Agent workflows fail in boring ways: duplicate actions, lost state, unclear ownership, and no record of why the next step happened.
Agents need recoverable state
Event-sourced design records changes as events rather than only storing the latest state. CloudEvents provides a common event data format, and OpenTelemetry traces help connect operations across a request path. For agent workflows, those patterns help because the workflow is not a single function call. It is a sequence of observations, tool calls, decisions, and state changes.
Data modeling has to capture more than entities. It needs commands, events, state transitions, idempotency keys, owners, permissions, retries, and correction paths.
Model the workflow as evidence
A recoverable agent workflow needs a clear event model: requested, planned, tool_called, data_accessed, policy_denied, human_review_requested, action_committed, corrected, and closed. The exact names will vary. The discipline should not.
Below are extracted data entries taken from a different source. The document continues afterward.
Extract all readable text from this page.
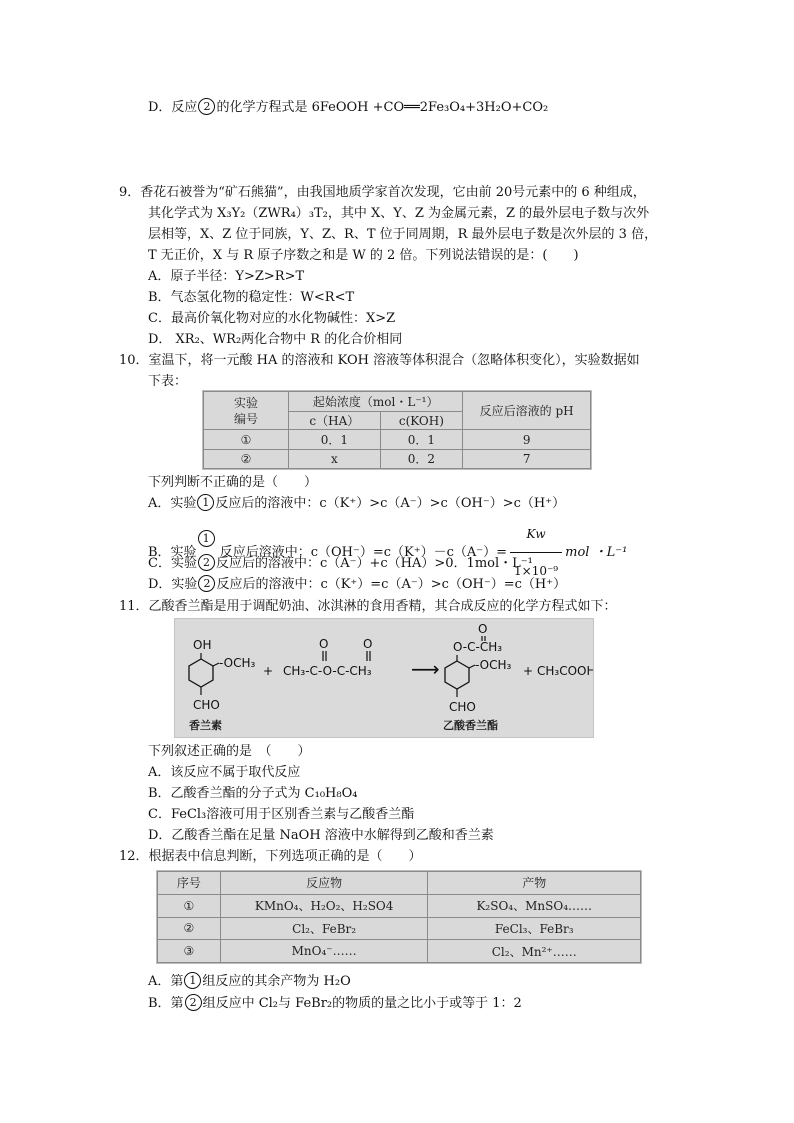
D．反应 2 的化学方程式是 6FeOOH +CO══2Fe₃O₄+3H₂O+CO₂
9．香花石被誉为“矿石熊猫”，由我国地质学家首次发现，它由前 20号元素中的 6 种组成，
其化学式为 X₃Y₂（ZWR₄）₃T₂，其中 X、Y、Z 为金属元素，Z 的最外层电子数与次外
层相等，X、Z 位于同族，Y、Z、R、T 位于同周期，R 最外层电子数是次外层的 3 倍，
T 无正价，X 与 R 原子序数之和是 W 的 2 倍。下列说法错误的是：(　　)
A．原子半径：Y>Z>R>T
B．气态氢化物的稳定性：W<R<T
C．最高价氧化物对应的水化物碱性：X>Z
D． XR₂、WR₂两化合物中 R 的化合价相同
10．室温下，将一元酸 HA 的溶液和 KOH 溶液等体积混合（忽略体积变化），实验数据如
下表：
实验
编号	起始浓度（mol・L⁻¹）		反应后溶液的 pH
	c（HA）	c(KOH)	
①	0．1	0．1	9
②	x	0．2	7
下列判断不正确的是（　　）
A．实验 1 反应后的溶液中：c（K⁺）>c（A⁻）>c（OH⁻）>c（H⁺）
B．实验1 反应后溶液中：$c(OH^-)=c(K^+)-c(A^-)= \frac{Kw}{\text{1×10⁻⁹}}$ mol ・L⁻¹
C．实验 2 反应后的溶液中：c（A⁻）+c（HA）>0．1mol・L⁻¹
D．实验 2 反应后的溶液中：c（K⁺）=c（A⁻）>c（OH⁻）=c（H⁺）
11．乙酸香兰酯是用于调配奶油、冰淇淋的食用香精，其合成反应的化学方程式如下：
OH
-OCH₃
CHO
香兰素
+
O	O
CH₃-C-O-C-CH₃ ⟶
O
O-C-CH₃
-OCH₃
CHO
乙酸香兰酯
+ CH₃COOH
下列叙述正确的是　（　　）
A．该反应不属于取代反应
B．乙酸香兰酯的分子式为 C₁₀H₈O₄
C．FeCl₃溶液可用于区别香兰素与乙酸香兰酯
D．乙酸香兰酯在足量 NaOH 溶液中水解得到乙酸和香兰素
12．根据表中信息判断，下列选项正确的是（　　）
序号	反应物	产物
①	KMnO₄、H₂O₂、H₂SO4	K₂SO₄、MnSO₄……
②	Cl₂、FeBr₂	FeCl₃、FeBr₃
③	MnO₄⁻……	Cl₂、Mn²⁺……
A．第 1 组反应的其余产物为 H₂O
B．第 2 组反应中 Cl₂与 FeBr₂的物质的量之比小于或等于 1：2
Idempotency matters because agents retry. Ownership matters because someone has to approve or repair the workflow. Audit trails matter because agent actions become part of business history.
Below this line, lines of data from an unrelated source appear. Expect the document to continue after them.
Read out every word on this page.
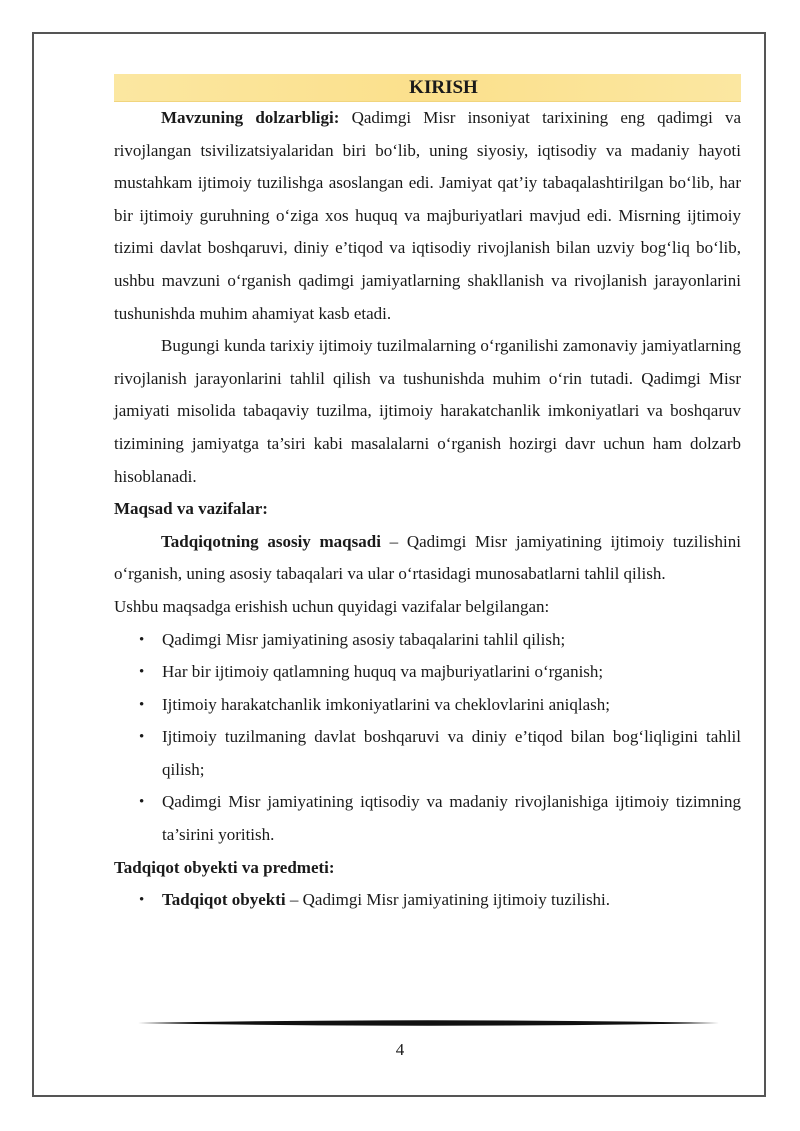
KIRISH

Mavzuning dolzarbligi: Qadimgi Misr insoniyat tarixining eng qadimgi va rivojlangan tsivilizatsiyalaridan biri bo‘lib, uning siyosiy, iqtisodiy va madaniy hayoti mustahkam ijtimoiy tuzilishga asoslangan edi. Jamiyat qat’iy tabaqalashtirilgan bo‘lib, har bir ijtimoiy guruhning o‘ziga xos huquq va majburiyatlari mavjud edi. Misrning ijtimoiy tizimi davlat boshqaruvi, diniy e’tiqod va iqtisodiy rivojlanish bilan uzviy bog‘liq bo‘lib, ushbu mavzuni o‘rganish qadimgi jamiyatlarning shakllanish va rivojlanish jarayonlarini tushunishda muhim ahamiyat kasb etadi.

Bugungi kunda tarixiy ijtimoiy tuzilmalarning o‘rganilishi zamonaviy jamiyatlarning rivojlanish jarayonlarini tahlil qilish va tushunishda muhim o‘rin tutadi. Qadimgi Misr jamiyati misolida tabaqaviy tuzilma, ijtimoiy harakatchanlik imkoniyatlari va boshqaruv tizimining jamiyatga ta’siri kabi masalalarni o‘rganish hozirgi davr uchun ham dolzarb hisoblanadi.

Maqsad va vazifalar:

Tadqiqotning asosiy maqsadi – Qadimgi Misr jamiyatining ijtimoiy tuzilishini o‘rganish, uning asosiy tabaqalari va ular o‘rtasidagi munosabatlarni tahlil qilish.

Ushbu maqsadga erishish uchun quyidagi vazifalar belgilangan:

• Qadimgi Misr jamiyatining asosiy tabaqalarini tahlil qilish;
• Har bir ijtimoiy qatlamning huquq va majburiyatlarini o‘rganish;
• Ijtimoiy harakatchanlik imkoniyatlarini va cheklovlarini aniqlash;
• Ijtimoiy tuzilmaning davlat boshqaruvi va diniy e’tiqod bilan bog‘liqligini tahlil qilish;
• Qadimgi Misr jamiyatining iqtisodiy va madaniy rivojlanishiga ijtimoiy tizimning ta’sirini yoritish.

Tadqiqot obyekti va predmeti:

• Tadqiqot obyekti – Qadimgi Misr jamiyatining ijtimoiy tuzilishi.
4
Core idea: Agent workflow data models should treat every action as an event with ownership, policy, and replay context.
The ODI workflow pattern
Open Data Infrastructure gives these events something to point at. A data access event can reference a data product. A policy denial can reference the catalog rule. A correction event can reference the lineage path and evaluation result.
For adjacent context, read data modeling for multi-agent workflows, agent write paths and human review, and agentic replay logs.
What breaks first
- The workflow stores final state but not the decisions that produced it.
- Retries create duplicate actions because idempotency is not modeled.
- Human review is a comment thread instead of a state transition.
- Corrections update the final answer without preserving the original event path.
Questions to ask
Ask which events define the workflow, which fields make events replayable, and which identifiers connect events to data products and policies. Ask how retries, denials, and human approvals appear in the model.
If the workflow matters, the event history is the product.
Sources to start with
These primary sources anchor the technical claims in this guide.
- CloudEvents specification overview
- OpenTelemetry traces documentation
- OpenLineage object model documentation
- W3C PROV overview
Agent state without events is memory without accountability.